Czując się wyróżniona, pochłaniałam więc kolejne wspomnienia – szkolne lata, męska przyjaźń, młodzieńcze fascynacje literackie, buntownicza postawa wobec historii, później czas studiów i całe to inicjacyjne preludium dorosłości. Pierwsza dziewczyna, a na horyzoncie zapowiedzi rewolucji obyczajowej. Pierwszy seks i pierwsze rozczarowanie. Szalona podróż po Ameryce i nagła wiadomość o samobójczej śmierci dawnego przyjaciela. Później jeszcze szybka wzmianka o żonie, dziecku, hipotece, rozwodzie, wnukach i kilka zdań o życiu emerytowanego historyka – krótko mówiąc: przeciętnie, ale całkiem sympatycznie.

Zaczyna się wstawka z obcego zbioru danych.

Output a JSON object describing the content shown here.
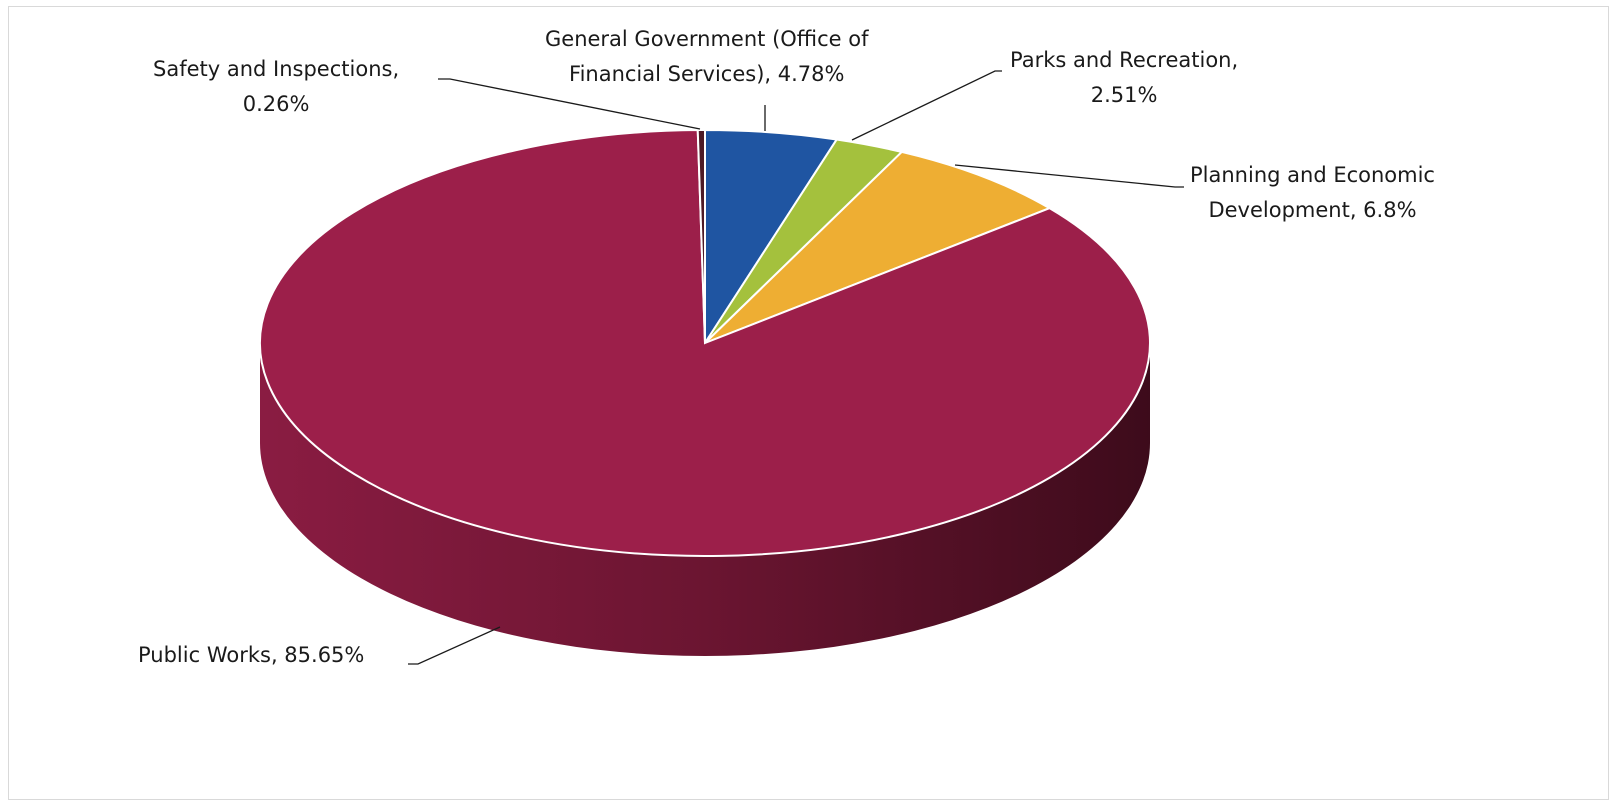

Poruszona i rozczarowana natomiast zamykałam okładkę książki. Rozczarowanie nie miało nic wspólnego z kunsztem autora, ponieważ Barnes, jak to…Barnes – wywołuje mocniejsze bicie serca nie tylko tym, co pisze, ale także tym, jak to robi (wtrącona drobiazgowa analiza frytek w kulminacyjnym momencie fabuły to tylko jeden z przykładów). Rozczarowanie było zakorzenione w sympatii do pana Webstera z pierwszych siedemdziesięciu stron. Ten sam bohater (jednocześnie narrator) zmuszony zostaje do przeprowadzenia z perspektywy czterdziestu lat wnikliwej, szczegółowej analizy własnych szczeniackich doświadczeń. Katalizatorem przedsięwzięcia stają się kolejne związane z tajemniczym spadkiem dokumenty, które trafiają w jego ręce.

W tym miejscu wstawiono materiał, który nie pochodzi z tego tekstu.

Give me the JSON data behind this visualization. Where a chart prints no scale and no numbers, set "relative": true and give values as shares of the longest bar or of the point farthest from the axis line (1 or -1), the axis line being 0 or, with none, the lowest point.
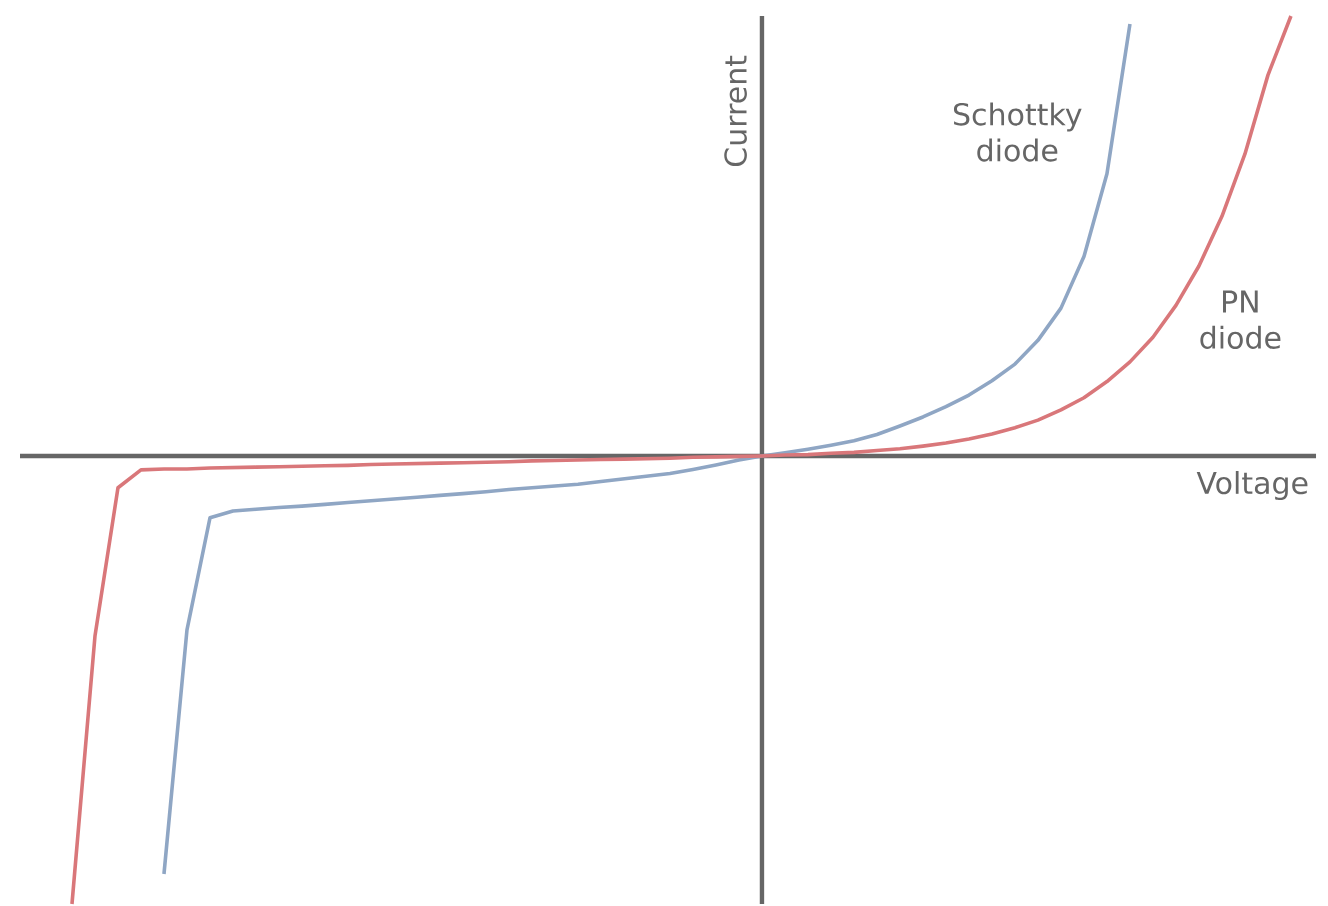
{
  "chart_data": {
    "type": "line",
    "relative": true,
    "xlabel": "Voltage",
    "ylabel": "Current",
    "categories": [
      null,
      null,
      null,
      null,
      null,
      null,
      null,
      null,
      null,
      null,
      null,
      null,
      null,
      null,
      null,
      null,
      null,
      null,
      null,
      null,
      null,
      null,
      null,
      null,
      null,
      null,
      null,
      null,
      null,
      null,
      null,
      null,
      null,
      null,
      null,
      null,
      null,
      null,
      null,
      null,
      null,
      null,
      null,
      null,
      null,
      null,
      null,
      null,
      null,
      null,
      null,
      null,
      null,
      null
    ],
    "series": [
      {
        "name": "Schottky diode",
        "color": "#8fa6c4",
        "values": [
          null,
          null,
          null,
          null,
          -0.933,
          -0.388,
          -0.138,
          -0.123,
          -0.119,
          -0.115,
          -0.112,
          -0.108,
          -0.104,
          -0.1,
          -0.096,
          -0.092,
          -0.088,
          -0.084,
          -0.08,
          -0.075,
          -0.071,
          -0.067,
          -0.063,
          -0.057,
          -0.051,
          -0.045,
          -0.039,
          -0.03,
          -0.02,
          -0.009,
          0,
          0.007,
          0.015,
          0.024,
          0.034,
          0.048,
          0.067,
          0.087,
          0.11,
          0.136,
          0.168,
          0.205,
          0.258,
          0.33,
          0.445,
          0.63,
          0.964,
          null,
          null,
          null,
          null,
          null,
          null,
          null
        ]
      },
      {
        "name": "PN diode",
        "color": "#d9777a",
        "values": [
          -1.0,
          -0.402,
          -0.071,
          -0.031,
          -0.029,
          -0.029,
          -0.027,
          -0.026,
          -0.025,
          -0.024,
          -0.023,
          -0.022,
          -0.021,
          -0.019,
          -0.018,
          -0.017,
          -0.016,
          -0.015,
          -0.014,
          -0.013,
          -0.011,
          -0.01,
          -0.009,
          -0.008,
          -0.007,
          -0.006,
          -0.005,
          -0.003,
          -0.002,
          -0.001,
          0,
          0.002,
          0.003,
          0.006,
          0.008,
          0.012,
          0.016,
          0.022,
          0.029,
          0.038,
          0.049,
          0.063,
          0.08,
          0.103,
          0.13,
          0.166,
          0.21,
          0.265,
          0.336,
          0.424,
          0.535,
          0.674,
          0.85,
          0.982
        ]
      }
    ]
  }
}
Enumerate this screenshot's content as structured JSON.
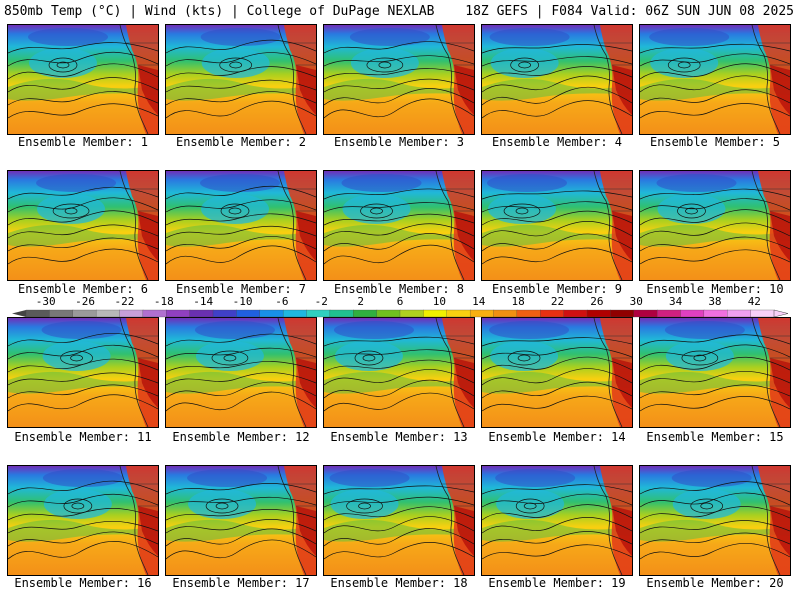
{
  "header": {
    "left": "850mb Temp (°C) | Wind (kts) | College of DuPage NEXLAB",
    "right": "18Z GEFS | F084 Valid: 06Z SUN JUN 08 2025"
  },
  "panels": [
    {
      "label": "Ensemble Member: 1"
    },
    {
      "label": "Ensemble Member: 2"
    },
    {
      "label": "Ensemble Member: 3"
    },
    {
      "label": "Ensemble Member: 4"
    },
    {
      "label": "Ensemble Member: 5"
    },
    {
      "label": "Ensemble Member: 6"
    },
    {
      "label": "Ensemble Member: 7"
    },
    {
      "label": "Ensemble Member: 8"
    },
    {
      "label": "Ensemble Member: 9"
    },
    {
      "label": "Ensemble Member: 10"
    },
    {
      "label": "Ensemble Member: 11"
    },
    {
      "label": "Ensemble Member: 12"
    },
    {
      "label": "Ensemble Member: 13"
    },
    {
      "label": "Ensemble Member: 14"
    },
    {
      "label": "Ensemble Member: 15"
    },
    {
      "label": "Ensemble Member: 16"
    },
    {
      "label": "Ensemble Member: 17"
    },
    {
      "label": "Ensemble Member: 18"
    },
    {
      "label": "Ensemble Member: 19"
    },
    {
      "label": "Ensemble Member: 20"
    }
  ],
  "colorbar": {
    "labels": [
      "-30",
      "-26",
      "-22",
      "-18",
      "-14",
      "-10",
      "-6",
      "-2",
      "2",
      "6",
      "10",
      "14",
      "18",
      "22",
      "26",
      "30",
      "34",
      "38",
      "42"
    ],
    "colors": [
      "#5a5a5a",
      "#787878",
      "#9a9a9a",
      "#b8b8b8",
      "#c8a0d8",
      "#b070d0",
      "#9040c0",
      "#6a30b0",
      "#4040c8",
      "#2060e0",
      "#1890e8",
      "#20b8e0",
      "#30d0c0",
      "#20c090",
      "#30b040",
      "#70c020",
      "#b0d020",
      "#f0f000",
      "#f8d010",
      "#f8b010",
      "#f09010",
      "#f06010",
      "#e83010",
      "#d01010",
      "#b00000",
      "#900000",
      "#b00040",
      "#d02080",
      "#e040c0",
      "#f070e0",
      "#f0a0f0",
      "#f8d0f8"
    ]
  }
}
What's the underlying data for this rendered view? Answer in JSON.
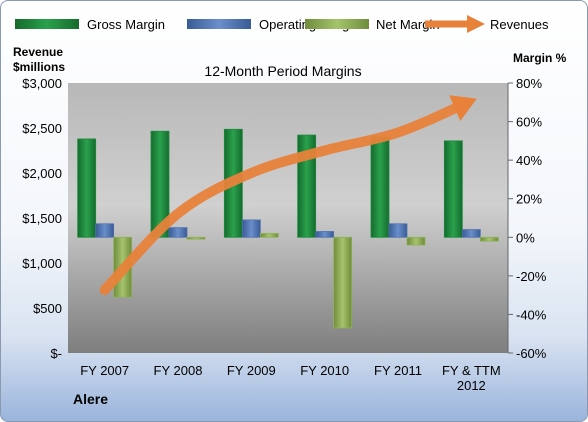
{
  "colors": {
    "gross": "#1e8a3e",
    "operating": "#4f72ad",
    "net": "#8fb05a",
    "revenues": "#e8823a"
  },
  "chart_data": {
    "type": "bar",
    "title": "12-Month Period Margins",
    "categories": [
      "FY 2007",
      "FY 2008",
      "FY 2009",
      "FY 2010",
      "FY 2011",
      "FY & TTM 2012"
    ],
    "series": [
      {
        "name": "Gross Margin",
        "type": "bar",
        "axis": "right",
        "values": [
          51,
          55,
          56,
          53,
          52,
          50
        ]
      },
      {
        "name": "Operating Margin",
        "type": "bar",
        "axis": "right",
        "values": [
          7,
          5,
          9,
          3,
          7,
          4
        ]
      },
      {
        "name": "Net Margin",
        "type": "bar",
        "axis": "right",
        "values": [
          -31,
          -1,
          2,
          -47,
          -4,
          -2
        ]
      },
      {
        "name": "Revenues",
        "type": "line-arrow",
        "axis": "left",
        "values": [
          700,
          1550,
          2000,
          2250,
          2450,
          2800
        ]
      }
    ],
    "left_axis": {
      "title_line1": "Revenue",
      "title_line2": "$millions",
      "range": [
        0,
        3000
      ],
      "tick_values": [
        0,
        500,
        1000,
        1500,
        2000,
        2500,
        3000
      ],
      "tick_labels": [
        "$-",
        "$500",
        "$1,000",
        "$1,500",
        "$2,000",
        "$2,500",
        "$3,000"
      ]
    },
    "right_axis": {
      "title": "Margin %",
      "range": [
        -60,
        80
      ],
      "tick_values": [
        -60,
        -40,
        -20,
        0,
        20,
        40,
        60,
        80
      ],
      "tick_labels": [
        "-60%",
        "-40%",
        "-20%",
        "0%",
        "20%",
        "40%",
        "60%",
        "80%"
      ]
    },
    "x_labels": [
      [
        "FY 2007"
      ],
      [
        "FY 2008"
      ],
      [
        "FY 2009"
      ],
      [
        "FY 2010"
      ],
      [
        "FY 2011"
      ],
      [
        "FY & TTM",
        "2012"
      ]
    ],
    "legend_position": "top",
    "grid": false
  },
  "footer_label": "Alere"
}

Okazuje się, że bezkrytyczne zaufanie do własnych wspomnień to rodzaj naiwności, by nie powiedzieć – pychy. Pamięć genialnie tworzy fikcje, ale czas obnaża słabości tworzywa, najboleśniej zaś to, co ukryte pod pozorami tworzonymi na nasz własny użytek. Niespodziewanie pojawiają się w pełni wiarygodne dowody – choćby pisane ręką Webstera listy, stare fotografie. Wraz z nimi powracają strzępy zakurzonej pamięci, fakty upchnięte do ciemnych szaf i zamknięte na klucz przez superego – przez własną instancję wartości moralnych, ich reprezentację i rezerwuar wzorów, do których człowiek stara się równać. Nie tylko czytelnik jest więc rozczarowany: sam bohater wyznaje, że życie ostatecznie rozczarowuje, boleśnie weryfikuje nasze zdanie na własny temat. Próbując odzyskać zapisaną w testamencie własność, Anthony w efekcie odzyskuje porażającą prawdę o własnej przeszłości. Nieuniknione staje się uporządkowanie samoświadomości i reinterpretacja misternie budowanej własnej filozofii pamięci. W tym miejscu automatycznie nasuwa się skojarzenie z cyklem W poszukiwaniu straconego czasu Marcela Prousta – i jest to skojarzenie uzasadnione. Świadoma autokorekta wspomnień, po bolesnej weryfikacji, prowadzi do równie bolesnego katharsis.
Pierwszy fragment pierwszej części powieści w pierwszej lekturze brzmi sentymentalnie, niejasno, ale pogodnie. Jeśli czytelnik zdecyduje się wrócić do tych kilku linijek po lekturze całej powieści, te same słowa stracą zarówno tajemniczość, jak i pogodę. Tą jedną niezbyt obszerną książką, w dobrym stylu i bez zbędnego patosu, Barnes zabrał głos w dyskusji o rzeczach fundamentalnych. Nie sformułował może zbyt wielu diagnoz, ale zrobił coś o wiele ważniejszego: postawił bardzo celne pytania tam, gdzie pozornie nie ma o co zapytać.
Zdradzić pełną fabułę i zakończenie takiej książki to zbrodnia wobec czytelnika. Jednoznacznie ocenić bohatera to – najłagodniej mówiąc – błąd w sztuce. Główny bohater powieści Juliana Barnesa wywołuje może rozczarowanie, ale nie wzbudza w czytelniku innych negatywnych emocji. Ta sama historia opowiedziana innymi słowami generowałaby natomiast co najmniej niesmak. Wielką rolę odgrywa tu barnesowski sposób kreacji bohatera, ale nie tylko to. Zupełnie możliwe bowiem, że Webster wzbudza w nas zrozumienie także dlatego, że w gruncie rzeczy wszyscy nadajemy się na kozetkę u specjalisty, bo wcześniej czy później też stworzymy na własne potrzeby taką uroczą opowieść – jakich wiele. A łagodność wobec bohatera jest wyrozumiałością dla samych siebie.